A key focus is the Sanchipat manuscript tradition, where bark-based materials (along with Tulapat cotton sheets) were carefully processed using complex methods to ensure durability in Assam’s humid climate. Writing was done using an intaglio technique with protective pigments, and manuscripts were stored in structured ways using cords, silk wrappings, and wooden chests inside specially designed storage buildings called Bharal Ghar.
The Bharal Ghar functioned as climate-adaptive archival spaces with controlled humidity, ventilation, and natural pest control methods. Manuscript preservation was further supported by an organized system of acquisition (donations and copying), classification, auditing, and restricted access levels based on religious and scholarly importance.
The tradition was deeply embedded in social and religious life, where manuscript copying, maintenance, and reading were considered acts of devotion (seva), ensuring community participation and continuity across generations.
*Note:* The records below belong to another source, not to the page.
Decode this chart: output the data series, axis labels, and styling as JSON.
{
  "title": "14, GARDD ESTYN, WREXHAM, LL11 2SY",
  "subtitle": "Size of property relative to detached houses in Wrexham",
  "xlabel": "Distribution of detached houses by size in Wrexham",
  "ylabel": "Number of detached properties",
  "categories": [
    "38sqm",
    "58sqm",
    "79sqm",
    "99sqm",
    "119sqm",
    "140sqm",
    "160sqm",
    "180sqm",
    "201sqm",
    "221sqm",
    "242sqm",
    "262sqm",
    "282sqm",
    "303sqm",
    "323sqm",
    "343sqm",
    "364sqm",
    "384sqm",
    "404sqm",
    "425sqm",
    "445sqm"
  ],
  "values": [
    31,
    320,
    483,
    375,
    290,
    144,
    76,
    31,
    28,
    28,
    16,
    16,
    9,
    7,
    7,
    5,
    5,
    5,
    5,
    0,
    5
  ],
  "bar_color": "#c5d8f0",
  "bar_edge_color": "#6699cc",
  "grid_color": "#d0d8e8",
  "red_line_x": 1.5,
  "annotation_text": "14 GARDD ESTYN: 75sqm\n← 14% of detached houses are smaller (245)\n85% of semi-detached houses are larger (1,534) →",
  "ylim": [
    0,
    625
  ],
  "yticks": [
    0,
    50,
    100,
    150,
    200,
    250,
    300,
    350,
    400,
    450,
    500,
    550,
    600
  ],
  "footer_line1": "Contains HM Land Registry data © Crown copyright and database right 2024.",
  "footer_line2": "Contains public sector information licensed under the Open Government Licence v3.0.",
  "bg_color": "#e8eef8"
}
However, the text also notes that this system has been misunderstood in colonial accounts and is now under threat due to modernization, climate change, and loss of traditional knowledge.
Conclusion
This study documented that Satras of Assam developed and sustained a sophisticated manuscript culture from the 15th to 19th century CE. Sanchipat and Tulapat preparation involved material science that produced humidity-resistant, pest-repellent substrates. Bharal Ghar architecture provided passive climate control matching modern standards without electricity. Administrative systems of xastra-daan, Burhi-bhoral, prabandha, and Adhikar performed library functions of acquisition, cataloguing, audit, and circulation. Seva embedded preservation in daily ritual, ensuring inspection and community support. Codicological and microclimate data confirm that this integrated system achieved long-term survival in a monsoon climate. Disruptions from the Moamoria war, Burmese invasions, and current outmigration caused major losses, proving that social continuity is essential to material survival. Contemporary policy that extracts manuscripts to central archives breaks seva and increases deterioration. A sustainable alternative is to support in situ Bharal Ghar, train Bhakats as conservator-librarians, revive sanchipat agroforestry, and digitize with Burhi-bhoral metadata while respecting Adhikar. Recognizing Satras as living libraries repositions Assam in global library history and provides a low-energy, community-based model for manuscript stewardship. Future research should pilot Bharal Ghar retrofits and participatory cataloguing to operationalize this model.